The voltages and currents rise and fall in time, as driven by external factors, as shown below by our in-house lab experiments. Typical voltages are in the 100-500 mV range, typical currents in the nano ampere (nA) to micro ampere (µA) range.
Solving Rising Damp
Rising damp is typically tackled by builders by installing a damp proof course, which in most cases is a chemical DPC. In listed buildings or conservation areas, where invasive solutions are not an option nor desired, the possible remedies typically include:
- Replastering with lime
- Improving the drainage, ventilation and heating
While these solutions often create a positive change, none of them solves rising damp long term.
For a long-term solution the electromagnetic aspect also needs to be known and addressed, otherwise - with them acting in the background - the problem will return within a few years.
To reduce or nullify the effect of external fields responsible for driving the water up, those need to be somehow collected and absorbed, so their effect can be canceled. One way of doing this is by using a compact antenna or aerial system. Antennas are commonly used to collect electromagnetic signals, usually TV and radio signals.
A wide-band aerial system - placed in a protective case, specifically designed to filter out those specific frequencies that are known to drive rising damp the most - can be installed in the building, to collect and absorb the offending frequencies, acting as a bypass circuit, channeling the electromagnetic wavelength away from the walls.

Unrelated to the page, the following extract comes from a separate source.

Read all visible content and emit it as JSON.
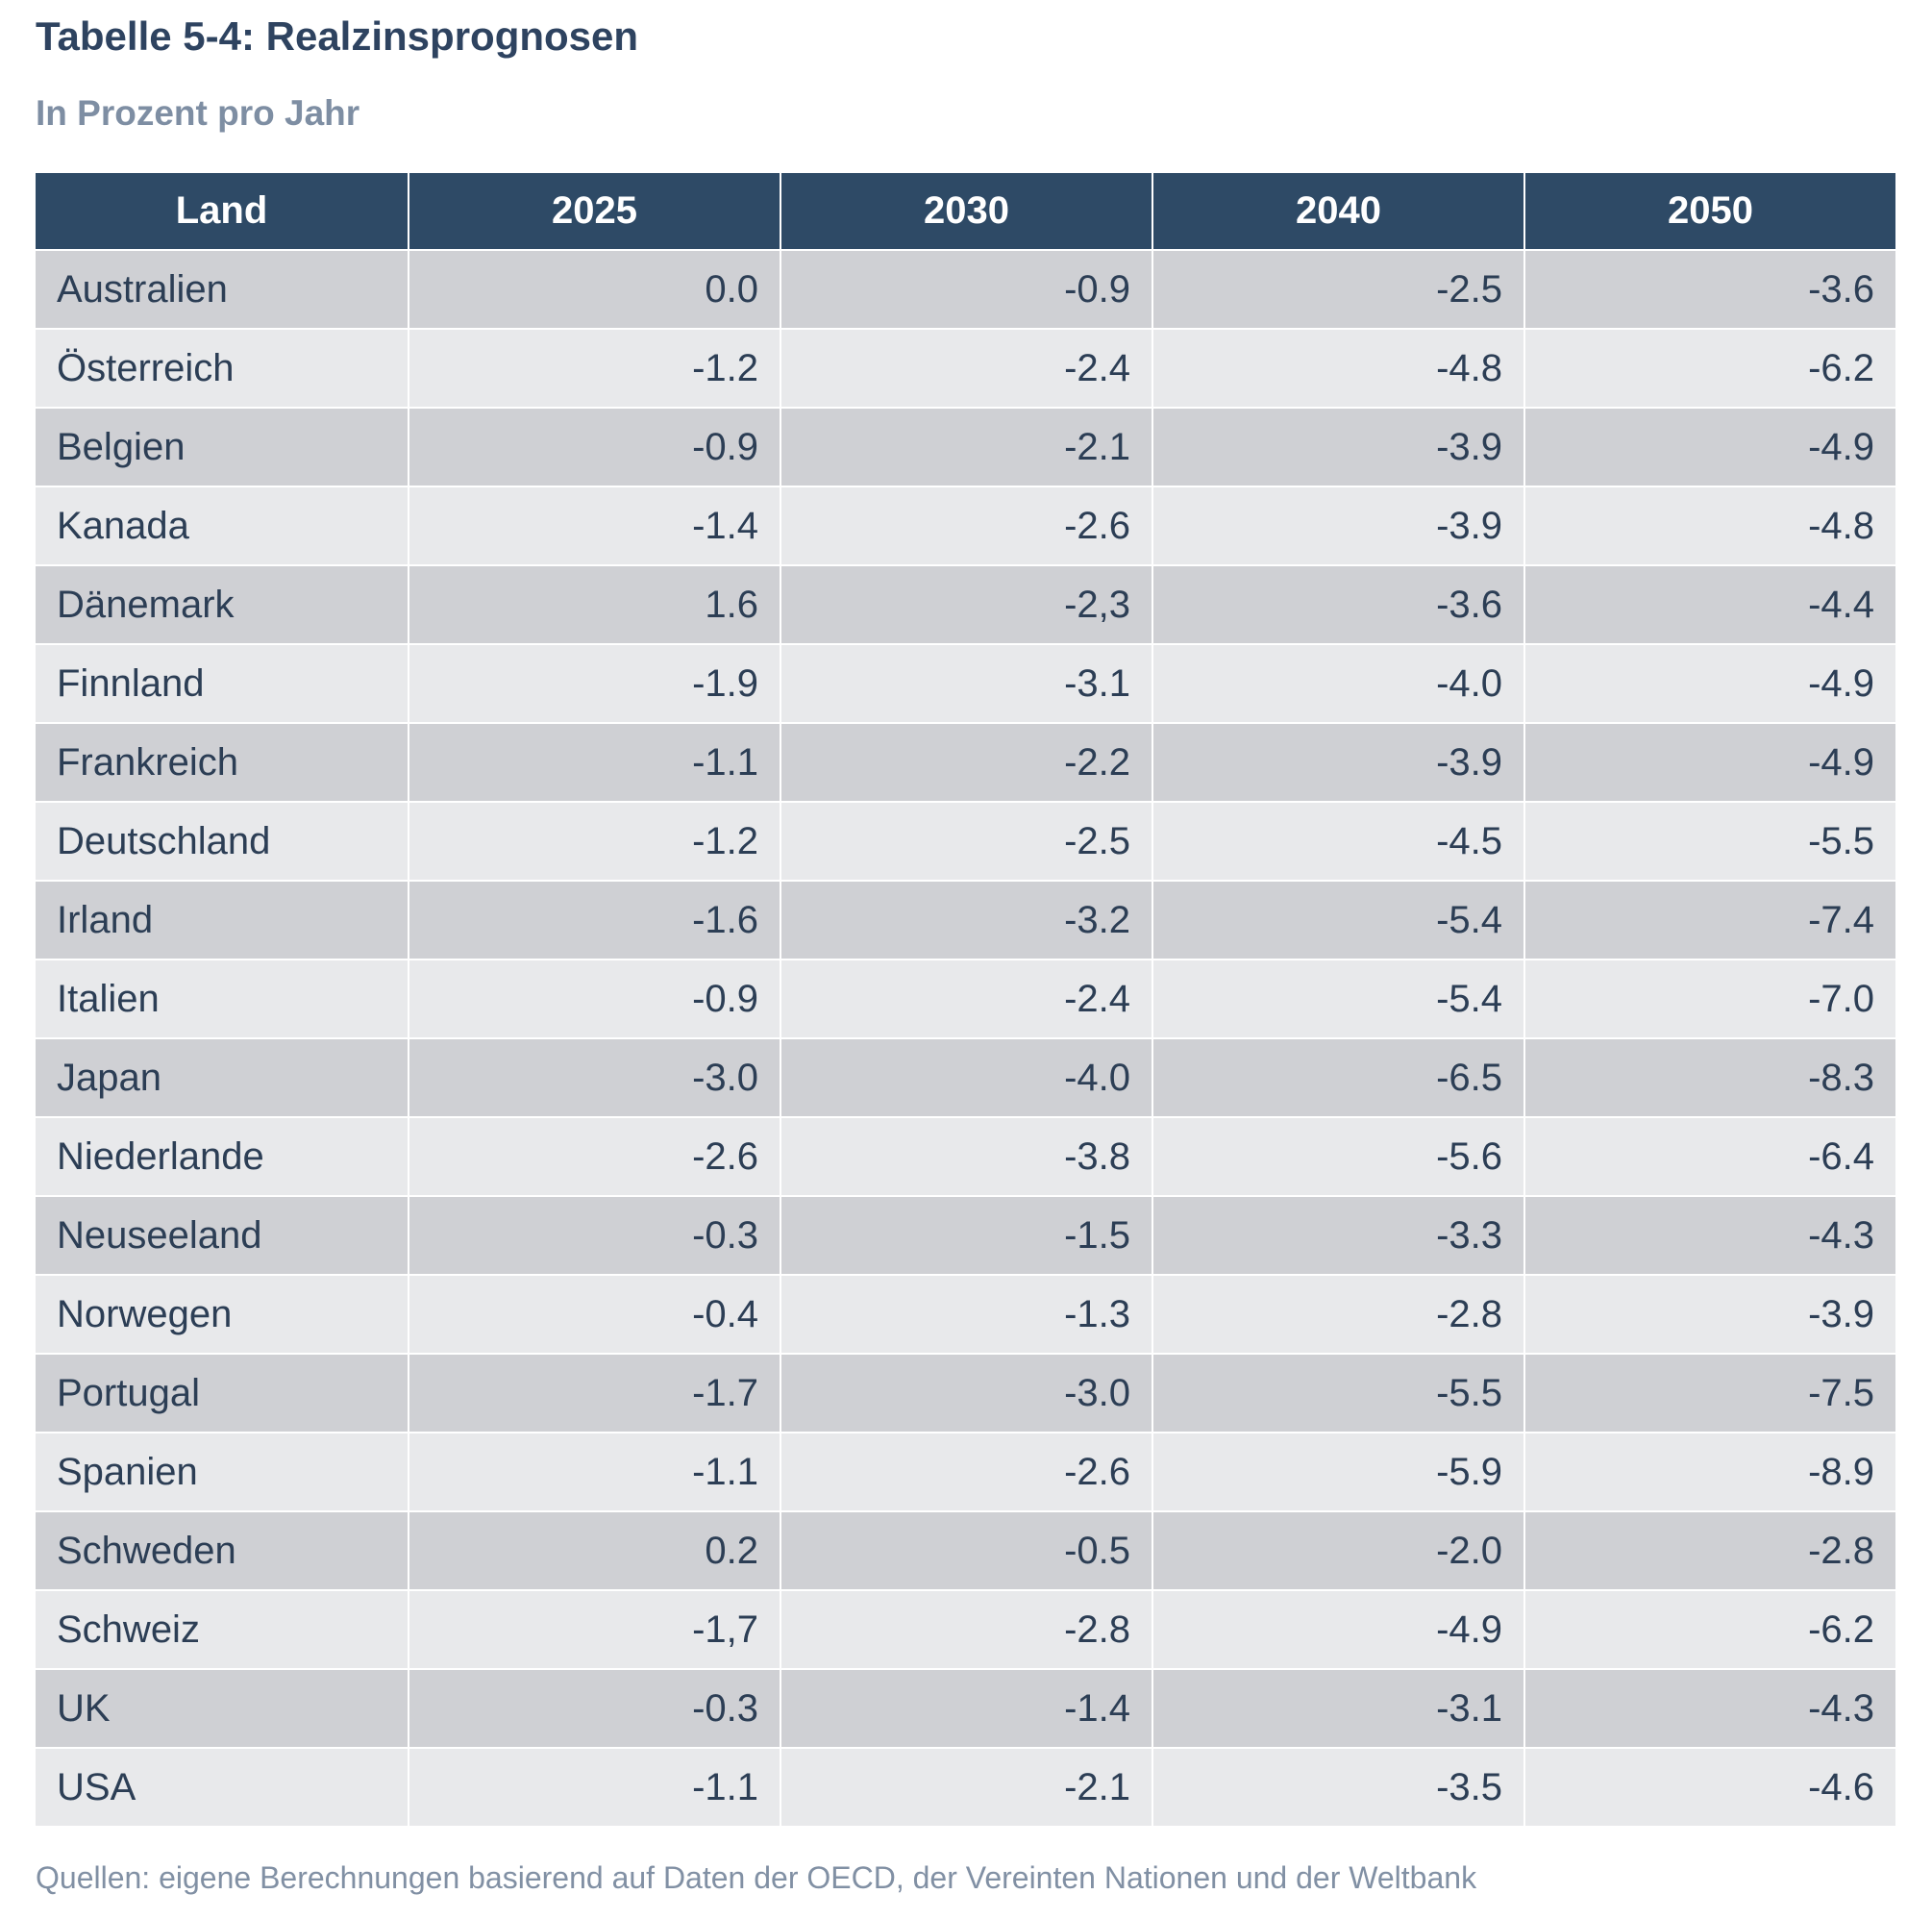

Without the electrical drivers the electroosmotic pumping effect stops, the water from the capillaries flows back into the ground and the walls gradually dry out.
Utilizing a receiving antenna, which only collects energy from the airwaves without emitting out anything, such a system does not create electromagnetic pollution (in fact, it reduces it by absorbing some of it), so it does not have any health-related side-effects nor affect WiFi or household electronics.
Magnetic damp proof courses, the newest development in dealing with rising damp non-invasively, utilize this exact principle.
- Rising damp is a standalone phenomenon that can occur in any well-maintained old building. It is not caused by various building defects or lack of maintenance, however other problems creating their own set of dampness issues, overlaps rising damp resulting in a combined problem.
- Fixing any such building defects (drainage, pointing and plastering, ventilation, water ingress etc.) will improve the overall situation, but rising damp needs to be addressed on its own.
- Houses are built onto the ground, thus they become part of Earth's global electrical environment.
- The soil and the surrounding air contains significant electrical charges, that drive / heavily influence the movement of water in the masonry by inducing electro-osmotic flows in the capillaries. Capillary attraction is also an electrostatic phenomenon, hence it can easily be influenced by other electro-magnetic processes.
- Collecting and cancelling out certain electro-magnetic influences from the surroundings of a building stops the fundamental cause of rising damp, solving the problem permanently and non-invasively.